La projection d’un film annulée, une conférence reportée et des invités remerciés. Le Maroc s’interdirait-il de parler de ses juifs à l’heure où les hostilités reprennent au Proche-Orient ?
C’est une constante. Toutes les démarches artistiques, scientifiques et historiques ayant trait aux juifs marocains sont systématiquement victimes de censure, au moment où l’Etat d’Israël s’en prend violement au peuple palestinien. Une action militaire par ailleurs insoutenable, qui ne cache aucune ambigüité sur l’opinion de l’écrasante majorité des Marocains. Mais cette opinion concerne la politique d’un Etat (Israël) envers un peuple frère, les Palestiniens. Manifester son indignation est parfaitement légitime tant que la confusion ne règne pas. Défricher l’histoire des juifs du Maroc, présent depuis 3000 ans sur notre terre, ne veut pas dire approuver la politique agressive d’Israël d’aujourd’hui.
L’Université d’Al Akhawayn avait prévu d’organiser début décembre une très judicieuse conférence réunissant des historiens marocains, étrangers et israéliens. Le but de cette démarche scientifique était de regrouper les connaissances dispersées sur l’histoire des juifs marocains. Le tout coïncidant avec la commémoration du premier anniversaire de la disparition de Simon Lévy. Grande fut la surprise à l’annonce du report de cette importante manifestation de recherche historique, événement encore trop rare au Maroc pour se permettre le luxe de les annuler. En parallèle, le film documentaire Tinghir-Jérusalem, les échos du Mellah, réalisé par Kamal Hachkar, a été subitement retiré de la programmation à Agadir. La question se pose sur la coïncidence de ces interdictions et l’actualité brûlante au Proche-Orient. Un raisonnement logique viendrait à établir un lien de cause à effet évident.
Pourtant, contacté par Zamane, le professeur d’Al Akhawayn chargé de l’organisation de la conférence est catégorique. Pour lui, les motivations qui l’animent ne sont pas d’ordre politique: « Nous tenions d’abord à rendre hommage à Simon Lévy, malheureusement certains participants qui étaient prévus ont renoncé à nous rejoindre à la dernière minute. Notre programme s’en est retrouvé tellement modifié qu’il est devenu indispensable de reporter l’événement ». De son côté, Kamal Hachgar nous affirme que la raison de la censure de son film est directement liée à des groupes de pression, qui assimilent son travail à une volonté de normalisation avec l’Etat d’Israël. Selon lui, « la municipalité d’Agadir a reçu des instructions de la part de la wilaya pour suspendre la projection ». Il se dit « indigné de cette confusion des genres.

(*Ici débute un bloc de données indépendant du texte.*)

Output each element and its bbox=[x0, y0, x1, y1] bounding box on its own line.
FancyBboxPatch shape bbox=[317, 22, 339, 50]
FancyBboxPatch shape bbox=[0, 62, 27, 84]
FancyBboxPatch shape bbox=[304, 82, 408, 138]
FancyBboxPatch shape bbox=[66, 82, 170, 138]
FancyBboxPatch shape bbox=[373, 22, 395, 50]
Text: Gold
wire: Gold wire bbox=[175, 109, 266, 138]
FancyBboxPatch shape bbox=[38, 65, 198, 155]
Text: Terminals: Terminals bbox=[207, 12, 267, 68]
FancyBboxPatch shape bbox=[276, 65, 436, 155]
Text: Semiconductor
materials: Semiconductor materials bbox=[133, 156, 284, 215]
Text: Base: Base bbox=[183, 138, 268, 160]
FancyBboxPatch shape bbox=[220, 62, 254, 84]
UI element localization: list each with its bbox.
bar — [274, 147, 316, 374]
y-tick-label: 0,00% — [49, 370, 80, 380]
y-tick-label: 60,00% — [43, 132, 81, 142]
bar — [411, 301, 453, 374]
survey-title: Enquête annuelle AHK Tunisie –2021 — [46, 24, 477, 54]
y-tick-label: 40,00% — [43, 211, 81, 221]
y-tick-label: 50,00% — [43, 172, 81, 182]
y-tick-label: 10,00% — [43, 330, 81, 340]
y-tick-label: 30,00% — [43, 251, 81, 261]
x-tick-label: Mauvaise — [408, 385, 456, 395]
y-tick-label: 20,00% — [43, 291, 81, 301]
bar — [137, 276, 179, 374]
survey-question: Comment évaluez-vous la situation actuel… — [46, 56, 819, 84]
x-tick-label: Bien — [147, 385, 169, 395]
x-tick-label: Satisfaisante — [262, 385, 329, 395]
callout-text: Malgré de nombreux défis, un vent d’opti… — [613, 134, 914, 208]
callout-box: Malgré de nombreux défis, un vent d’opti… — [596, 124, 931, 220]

L’histoire des peuples n’est pas celle des gouvernements ». La décision de censure n’est d’ailleurs légitimée par aucun antécédent, car le film de Kamal Hachgar a déjà été projeté dans 15 villes marocaines, que ce soit dans les centres culturels ou les universités. Et de l’aveu du réalisateur, « les rencontres sont cordiales, aucun incident n’est à déplorer. Les spectateurs sont très curieux et réceptifs ».
Jamaâ Baida, directeur des Archives du Maroc, nous livre son sentiment sur cette question : « Il semble que le Maroc ne soit pas prêt à assumer une réelle séparation des champs scientifiques, culturels et politiques ». Quel est le rôle de l’Etat dans ce jeu d’intox, où le populisme est encouragé ? Il serait également aisé de faire mention à une autre et troublante coïncidence, celle liée au fameux souhait du PJD de faire de « l’art propre ». Espérons que cette démarche ne consiste pas à s’acharner à gommer l’histoire des juifs marocains de la mémoire collective.